Certified Robustness Diagram Decision Boundary x (Input) Certified Radius (ε) x_adv Within the blue circle, the prediction is guaranteed to be stable.

Algorithm Logic (Randomized Smoothing):

  1. Create a “smoothed” classifier: To classify an input `x`, don’t feed `x` directly. Instead, take many samples of `x` with added Gaussian noise (`x + δ` where `δ ~ N(0, σ²I)`).
  2. Pass each noisy sample through the original model and collect the predictions.
  3. The prediction of the smoothed classifier is the class that appeared most frequently (the majority vote).
  4. The certification algorithm uses statistical tools (like the Clopper-Pearson interval) on these votes to calculate a radius ε. Within this radius, the majority vote is mathematically guaranteed not to change.

Use Case: When you need a provable security guarantee. Ideal for high-stakes applications where you must be certain a model cannot be fooled by any bounded adversary.

Limitation: Extremely high computational cost due to the large number of samples needed per prediction. The guarantees are also often for smaller ε values than what empirical attacks can achieve.

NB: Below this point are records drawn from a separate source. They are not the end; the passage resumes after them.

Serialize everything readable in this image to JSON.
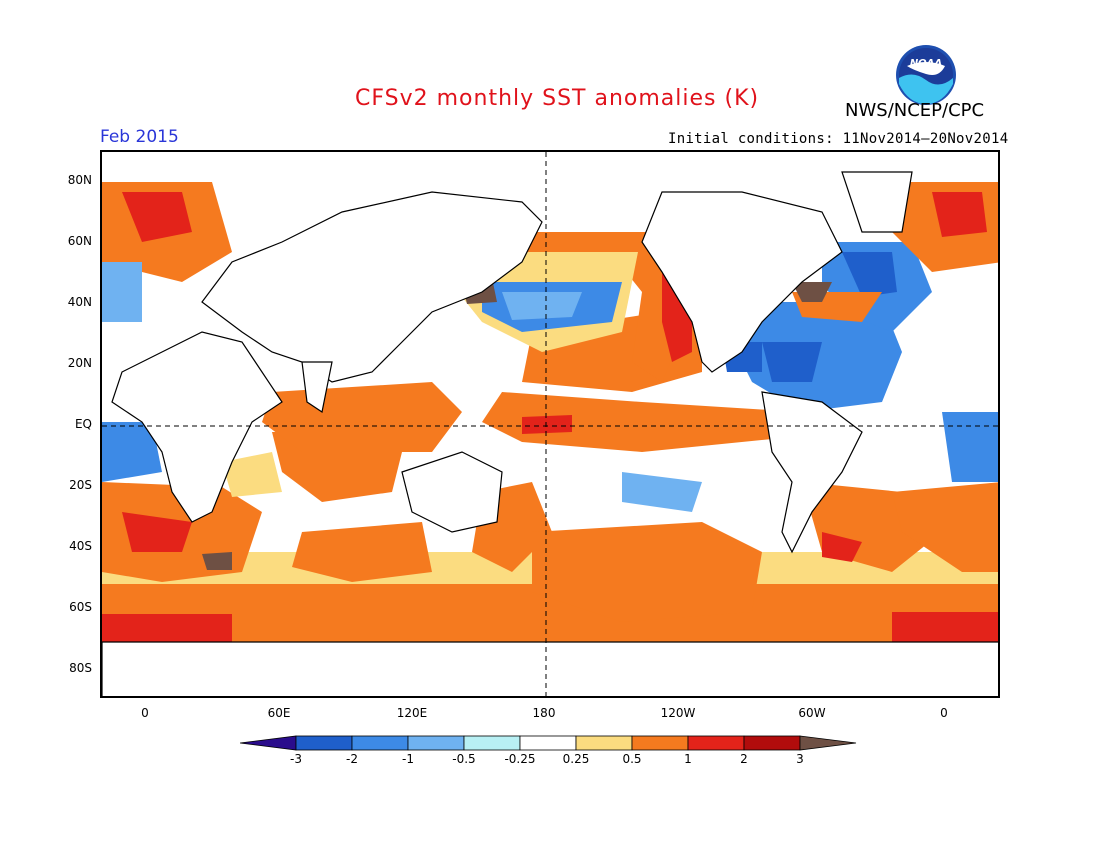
{
  "header": {
    "title": "CFSv2 monthly SST anomalies (K)",
    "agency": "NWS/NCEP/CPC",
    "logo_text": "NOAA",
    "month": "Feb 2015",
    "initial_conditions": "Initial conditions: 11Nov2014–20Nov2014"
  },
  "axes": {
    "lat_labels": [
      "80N",
      "60N",
      "40N",
      "20N",
      "EQ",
      "20S",
      "40S",
      "60S",
      "80S"
    ],
    "lon_labels": [
      "0",
      "60E",
      "120E",
      "180",
      "120W",
      "60W",
      "0"
    ]
  },
  "colorbar": {
    "labels": [
      "-3",
      "-2",
      "-1",
      "-0.5",
      "-0.25",
      "0.25",
      "0.5",
      "1",
      "2",
      "3"
    ],
    "colors": [
      "#2a0c8c",
      "#1f5fcb",
      "#3d8ae6",
      "#6fb2f1",
      "#b8f0f4",
      "#ffffff",
      "#fbdc80",
      "#f57a1f",
      "#e3231a",
      "#b10c0c",
      "#6e5044"
    ]
  },
  "colors": {
    "title": "#e0121b",
    "month": "#2a36d8",
    "land": "#ffffff",
    "coastline": "#000000"
  }
}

Choosing the Right Algorithm

Your choice of measurement algorithm depends on your red teaming goals, computational budget, and the level of assurance required. No single metric tells the whole story. A comprehensive evaluation often involves using multiple algorithms to paint a complete picture of the model’s vulnerabilities.

Metric / Algorithm What It Measures Pros Cons Computational Cost
Adversarial Accuracy Worst-case performance under a specific attack and budget (ε). Easy to understand; directly comparable across models. Highly dependent on the attack’s strength; can be misleading if the attack is weak. Medium (Requires attack generation for each sample).
Minimal Perturbation The average “effort” required to fool the model. Attack-agnostic in principle; provides a measure of input-specific brittleness. Can be slow; the “average” might hide extreme vulnerabilities in some samples. High (Requires iterative optimization per sample).
Certified Robustness A provable guarantee that no attack within a radius ε can succeed. The strongest form of robustness verification; attack-independent. Extremely high computational cost; certified radii are often small. Very High (Requires thousands of forward passes per sample).

As a red teamer, your task is to select the appropriate tool for the job. For a quick assessment, adversarial accuracy against a strong attack like PGD is a good start. For a deep dive into a critical system, investing the time to calculate minimal perturbations or even achieve a certified radius provides much stronger evidence of a model’s true resilience.